Last Sunday locals from Askanagap marked the 150th anniversary of the death of an entire family due to an avalanche.
After days of heavy snowfalls across Ireland in late March 1867 many of the roads and tracks of Wicklow were impassable due to snow drifts. A partial thaw set in on the 22nd of March and later that night heavy rainfalls occurred which were to prove fatal to the young family.
6 members of the Mulhall family perished on the night of the 22nd into the 23rd of March 1867.
Helen Byrne described the events of the fatal night to all in attendance and showed artifacts which had been unearthed over a period of time from the area which included the family branding tool, a hammer and buttons from children’s clothing.
The night before the avalanche a local girl had visited the family with grain for the geese and to see the newborn baby, the Mulhall’s pressed the girl to stay for the night but she declined as the weather had taken a turn for the worst.

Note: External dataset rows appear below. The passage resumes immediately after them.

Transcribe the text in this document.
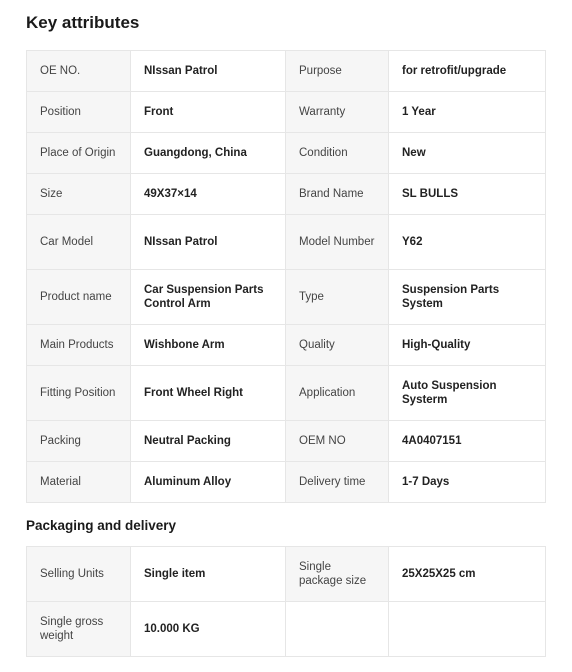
Key attributes
OE NO.	NIssan Patrol	Purpose	for retrofit/upgrade
Position	Front	Warranty	1 Year
Place of Origin	Guangdong, China	Condition	New
Size	49X37×14	Brand Name	SL BULLS
Car Model	NIssan Patrol	Model Number	Y62
Product name	Car Suspension Parts Control Arm	Type	Suspension Parts System
Main Products	Wishbone Arm	Quality	High-Quality
Fitting Position	Front Wheel Right	Application	Auto Suspension Systerm
Packing	Neutral Packing	OEM NO	4A0407151
Material	Aluminum Alloy	Delivery time	1-7 Days
Packaging and delivery
Selling Units	Single item	Single package size	25X25X25 cm
Single gross weight	10.000 KG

The next day around noon it was described how two men arrived at the girls house to break the news that the entire family had died overnight after the house had been leveled by snow.
The family had died in their sleep a local girl was reported to have pulled the bodies out which included 32-year-old James Mulhall his 28-year-old wife Kate, daughter Mary aged 3 and sons Brian (7), Peter (5) and James who was only 14 days old.

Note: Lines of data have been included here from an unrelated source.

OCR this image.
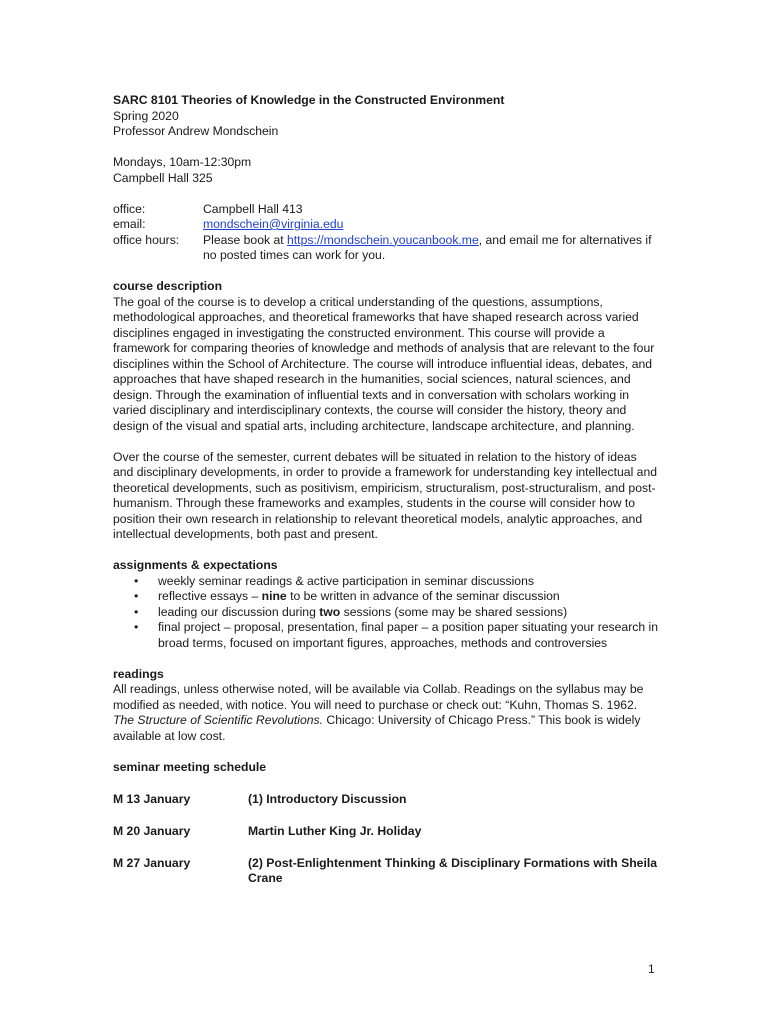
SARC 8101 Theories of Knowledge in the Constructed Environment

Spring 2020

Professor Andrew Mondschein

Mondays, 10am-12:30pm

Campbell Hall 325

office:	Campbell Hall 413
email:	mondschein@virginia.edu
office hours:	Please book at https://mondschein.youcanbook.me, and email me for alternatives if no posted times can work for you.

course description

The goal of the course is to develop a critical understanding of the questions, assumptions, methodological approaches, and theoretical frameworks that have shaped research across varied disciplines engaged in investigating the constructed environment. This course will provide a framework for comparing theories of knowledge and methods of analysis that are relevant to the four disciplines within the School of Architecture. The course will introduce influential ideas, debates, and approaches that have shaped research in the humanities, social sciences, natural sciences, and design. Through the examination of influential texts and in conversation with scholars working in varied disciplinary and interdisciplinary contexts, the course will consider the history, theory and design of the visual and spatial arts, including architecture, landscape architecture, and planning.

Over the course of the semester, current debates will be situated in relation to the history of ideas and disciplinary developments, in order to provide a framework for understanding key intellectual and theoretical developments, such as positivism, empiricism, structuralism, post-structuralism, and post-humanism. Through these frameworks and examples, students in the course will consider how to position their own research in relationship to relevant theoretical models, analytic approaches, and intellectual developments, both past and present.

assignments & expectations

• weekly seminar readings & active participation in seminar discussions
• reflective essays – nine to be written in advance of the seminar discussion
• leading our discussion during two sessions (some may be shared sessions)
• final project – proposal, presentation, final paper – a position paper situating your research in broad terms, focused on important figures, approaches, methods and controversies

readings

All readings, unless otherwise noted, will be available via Collab. Readings on the syllabus may be modified as needed, with notice. You will need to purchase or check out: “Kuhn, Thomas S. 1962. The Structure of Scientific Revolutions. Chicago: University of Chicago Press.” This book is widely available at low cost.

seminar meeting schedule

M 13 January	(1) Introductory Discussion
M 20 January	Martin Luther King Jr. Holiday
M 27 January	(2) Post-Enlightenment Thinking & Disciplinary Formations with Sheila Crane
1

The bodies were placed on doors and taken to a barn in Askanagap where a postmortem was carried out.
The family were interred at Preban graveyard between Annacurragh and Ballinglen.
Helen led prayers for the Mulhall’s and families who had died accidentally.
Local children placed flowers at the site of the Mulhall homestead which was in total contrast to 150 years ago as the spring sunshine replaced the harsh weather of March 1867.